The Daiwa scandal Japanese coverup: U.S. authorities cannot allow U.S. banking laws to be violated.


FOR JAPAN, its prestigious Ministry of Finance and its entire banking industry, the decision of U.S. authorities to throw the book at Daiwa Bank Ltd. in a $1.1 billion bond trading scandal and cover-up is an unprecedented humiliation.

Resulting criminal indictments will further strain relations between the United States and Japan and raise concerns about the stability of a Japanese financial system already staggering under the weight of an estimated $800 billion in non-performing loans.

Yet the U.S. Department of Justice had no choice. Daiwa was playing fast and loose with securities worth hundreds of millions of dollars that were the property of its New York branch customers. In 1993 it had promised the Federal Reserve to divide its trading and custodial operations as required by law, and had not done so. Over a period of 11 years, it had supposedly overlooked the operations of a "rogue" trader, Toshihide Iguchi, who used forged statements and illegal transactions to hide $1.1 billion in losses. It had learned officially of Mr. Iguchi's transgressions in July, but with the collusion of a worried Finance Ministry did not notify the Fed until eight weeks later.

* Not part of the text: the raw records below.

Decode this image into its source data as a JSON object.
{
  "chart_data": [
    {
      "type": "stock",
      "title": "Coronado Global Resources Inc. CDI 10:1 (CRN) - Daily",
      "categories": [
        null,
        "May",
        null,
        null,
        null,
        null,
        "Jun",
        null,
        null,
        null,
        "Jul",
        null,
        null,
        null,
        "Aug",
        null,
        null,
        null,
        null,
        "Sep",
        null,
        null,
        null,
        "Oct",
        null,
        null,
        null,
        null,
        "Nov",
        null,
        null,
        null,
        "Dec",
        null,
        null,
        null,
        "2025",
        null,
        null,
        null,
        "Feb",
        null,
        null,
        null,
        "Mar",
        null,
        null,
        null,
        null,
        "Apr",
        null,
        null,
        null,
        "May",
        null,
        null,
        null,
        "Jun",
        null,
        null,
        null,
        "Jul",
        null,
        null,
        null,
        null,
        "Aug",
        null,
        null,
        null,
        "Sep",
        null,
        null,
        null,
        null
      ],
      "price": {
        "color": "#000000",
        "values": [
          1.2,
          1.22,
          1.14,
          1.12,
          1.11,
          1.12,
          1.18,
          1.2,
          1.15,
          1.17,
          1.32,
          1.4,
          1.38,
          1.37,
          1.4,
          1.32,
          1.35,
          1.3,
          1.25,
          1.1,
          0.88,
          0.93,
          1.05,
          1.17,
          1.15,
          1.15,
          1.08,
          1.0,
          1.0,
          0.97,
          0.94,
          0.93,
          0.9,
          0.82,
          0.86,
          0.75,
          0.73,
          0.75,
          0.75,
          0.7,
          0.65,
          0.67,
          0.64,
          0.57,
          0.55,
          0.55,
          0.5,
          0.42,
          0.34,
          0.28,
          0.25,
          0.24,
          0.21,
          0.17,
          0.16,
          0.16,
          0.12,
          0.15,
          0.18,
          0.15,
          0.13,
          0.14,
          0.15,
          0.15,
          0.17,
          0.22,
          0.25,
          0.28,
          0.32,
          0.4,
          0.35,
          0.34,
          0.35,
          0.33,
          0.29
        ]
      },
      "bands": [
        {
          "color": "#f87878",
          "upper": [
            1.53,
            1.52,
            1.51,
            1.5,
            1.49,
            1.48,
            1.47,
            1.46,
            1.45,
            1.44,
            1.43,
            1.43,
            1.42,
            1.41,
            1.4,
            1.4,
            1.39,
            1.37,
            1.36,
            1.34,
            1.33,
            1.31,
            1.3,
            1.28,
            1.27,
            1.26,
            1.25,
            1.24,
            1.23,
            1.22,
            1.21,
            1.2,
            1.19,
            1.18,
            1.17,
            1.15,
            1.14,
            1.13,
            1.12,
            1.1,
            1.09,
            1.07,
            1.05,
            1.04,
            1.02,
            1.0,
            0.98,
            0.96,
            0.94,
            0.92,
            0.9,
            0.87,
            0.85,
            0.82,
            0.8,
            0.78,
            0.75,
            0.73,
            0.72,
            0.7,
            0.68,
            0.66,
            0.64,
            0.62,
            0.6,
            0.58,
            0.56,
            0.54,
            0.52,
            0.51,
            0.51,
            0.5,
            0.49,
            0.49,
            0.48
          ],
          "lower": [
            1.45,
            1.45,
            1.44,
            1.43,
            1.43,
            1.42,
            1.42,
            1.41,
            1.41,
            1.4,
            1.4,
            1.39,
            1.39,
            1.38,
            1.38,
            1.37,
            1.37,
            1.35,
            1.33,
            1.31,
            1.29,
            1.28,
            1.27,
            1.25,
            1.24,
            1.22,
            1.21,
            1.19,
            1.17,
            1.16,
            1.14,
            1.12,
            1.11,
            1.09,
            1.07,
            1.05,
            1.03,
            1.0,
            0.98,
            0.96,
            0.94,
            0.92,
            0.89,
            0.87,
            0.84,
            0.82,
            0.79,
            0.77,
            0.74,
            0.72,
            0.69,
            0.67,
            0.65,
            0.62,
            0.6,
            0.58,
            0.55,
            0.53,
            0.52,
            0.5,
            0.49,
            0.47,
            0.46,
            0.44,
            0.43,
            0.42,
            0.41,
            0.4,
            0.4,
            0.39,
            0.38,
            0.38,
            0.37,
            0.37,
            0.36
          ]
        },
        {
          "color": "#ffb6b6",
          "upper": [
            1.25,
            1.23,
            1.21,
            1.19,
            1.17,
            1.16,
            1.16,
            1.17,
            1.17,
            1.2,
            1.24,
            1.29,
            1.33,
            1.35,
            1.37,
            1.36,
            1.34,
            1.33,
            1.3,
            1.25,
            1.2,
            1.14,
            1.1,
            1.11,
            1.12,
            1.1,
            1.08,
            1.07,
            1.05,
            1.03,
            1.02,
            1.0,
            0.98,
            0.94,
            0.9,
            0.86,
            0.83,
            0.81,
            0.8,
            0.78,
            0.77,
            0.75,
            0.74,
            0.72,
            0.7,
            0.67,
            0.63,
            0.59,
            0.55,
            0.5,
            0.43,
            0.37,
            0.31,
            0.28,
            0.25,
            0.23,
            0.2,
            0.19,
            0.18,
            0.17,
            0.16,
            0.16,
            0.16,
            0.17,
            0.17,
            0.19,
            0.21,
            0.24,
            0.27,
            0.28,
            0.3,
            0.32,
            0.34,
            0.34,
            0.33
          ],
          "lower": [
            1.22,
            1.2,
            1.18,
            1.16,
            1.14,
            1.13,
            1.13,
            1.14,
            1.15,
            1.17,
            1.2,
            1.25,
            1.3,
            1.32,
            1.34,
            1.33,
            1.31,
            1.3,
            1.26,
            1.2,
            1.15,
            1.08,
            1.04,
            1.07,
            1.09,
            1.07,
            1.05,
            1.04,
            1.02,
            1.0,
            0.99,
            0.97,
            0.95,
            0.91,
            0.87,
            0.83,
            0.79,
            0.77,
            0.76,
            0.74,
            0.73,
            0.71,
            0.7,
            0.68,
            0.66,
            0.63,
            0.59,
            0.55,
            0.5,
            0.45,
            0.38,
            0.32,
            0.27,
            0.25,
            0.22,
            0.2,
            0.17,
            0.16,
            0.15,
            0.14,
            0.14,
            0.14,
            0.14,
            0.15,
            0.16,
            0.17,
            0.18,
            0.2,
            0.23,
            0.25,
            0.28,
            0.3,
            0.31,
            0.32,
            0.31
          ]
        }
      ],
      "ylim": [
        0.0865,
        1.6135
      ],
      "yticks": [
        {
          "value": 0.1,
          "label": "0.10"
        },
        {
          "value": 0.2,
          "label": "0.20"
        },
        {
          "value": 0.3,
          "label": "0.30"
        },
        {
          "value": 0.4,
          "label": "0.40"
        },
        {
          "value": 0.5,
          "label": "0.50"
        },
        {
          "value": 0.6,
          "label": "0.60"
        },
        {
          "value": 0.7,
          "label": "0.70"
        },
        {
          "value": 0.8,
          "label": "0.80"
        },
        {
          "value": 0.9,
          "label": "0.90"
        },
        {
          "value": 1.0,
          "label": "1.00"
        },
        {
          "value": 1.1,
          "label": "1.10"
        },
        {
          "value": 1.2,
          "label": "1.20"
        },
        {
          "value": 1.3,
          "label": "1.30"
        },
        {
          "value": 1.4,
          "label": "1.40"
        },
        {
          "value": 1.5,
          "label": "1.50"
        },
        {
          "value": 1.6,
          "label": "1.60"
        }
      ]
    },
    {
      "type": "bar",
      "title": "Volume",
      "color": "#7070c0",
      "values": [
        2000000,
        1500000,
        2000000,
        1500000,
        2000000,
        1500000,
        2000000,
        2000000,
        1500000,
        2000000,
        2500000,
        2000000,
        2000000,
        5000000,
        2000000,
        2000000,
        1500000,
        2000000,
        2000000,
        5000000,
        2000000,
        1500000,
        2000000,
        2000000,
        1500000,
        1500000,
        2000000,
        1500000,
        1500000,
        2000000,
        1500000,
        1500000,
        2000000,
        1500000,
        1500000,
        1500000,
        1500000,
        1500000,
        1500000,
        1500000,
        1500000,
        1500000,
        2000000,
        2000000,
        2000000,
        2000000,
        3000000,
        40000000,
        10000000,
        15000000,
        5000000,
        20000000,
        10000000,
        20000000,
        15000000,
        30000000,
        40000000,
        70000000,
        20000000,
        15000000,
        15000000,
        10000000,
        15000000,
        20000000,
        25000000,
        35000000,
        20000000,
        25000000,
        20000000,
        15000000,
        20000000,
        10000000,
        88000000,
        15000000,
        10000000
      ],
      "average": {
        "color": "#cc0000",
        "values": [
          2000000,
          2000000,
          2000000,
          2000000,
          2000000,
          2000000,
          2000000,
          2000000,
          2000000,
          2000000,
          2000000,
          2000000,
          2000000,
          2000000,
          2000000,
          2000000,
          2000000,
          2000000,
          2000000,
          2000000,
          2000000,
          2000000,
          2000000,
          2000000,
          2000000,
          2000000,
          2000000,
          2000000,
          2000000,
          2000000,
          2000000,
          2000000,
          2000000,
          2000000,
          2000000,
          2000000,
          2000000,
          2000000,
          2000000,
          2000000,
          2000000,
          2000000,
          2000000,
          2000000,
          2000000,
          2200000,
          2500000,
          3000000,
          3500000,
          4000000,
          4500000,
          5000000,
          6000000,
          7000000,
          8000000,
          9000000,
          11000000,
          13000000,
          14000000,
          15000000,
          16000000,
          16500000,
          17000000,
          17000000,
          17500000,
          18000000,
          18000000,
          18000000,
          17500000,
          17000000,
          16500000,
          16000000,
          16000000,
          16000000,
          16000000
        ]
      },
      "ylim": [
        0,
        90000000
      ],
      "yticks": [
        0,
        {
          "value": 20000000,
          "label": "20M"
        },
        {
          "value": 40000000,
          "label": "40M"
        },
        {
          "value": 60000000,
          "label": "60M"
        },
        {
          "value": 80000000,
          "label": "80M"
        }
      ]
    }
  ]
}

The Federal Reserve may have been remiss in failing to follow up its 1993 finding that Daiwa had not separated its trading and custodial functions, which remained in Mr. Iguchi's care. But its laxness was minimal compared to the Japanese Ministry of Finance's failure to notify U.S. authorities promptly of the Daiwa case.

This is one more irritant in a relationship currently roiled by the alleged rape of an Okinawa schoolgirl by three G.I.s and %J disclosures of CIA industrial espionage aimed at Japan. President Clinton will have a heavy agenda when he visits Tokyo later this month.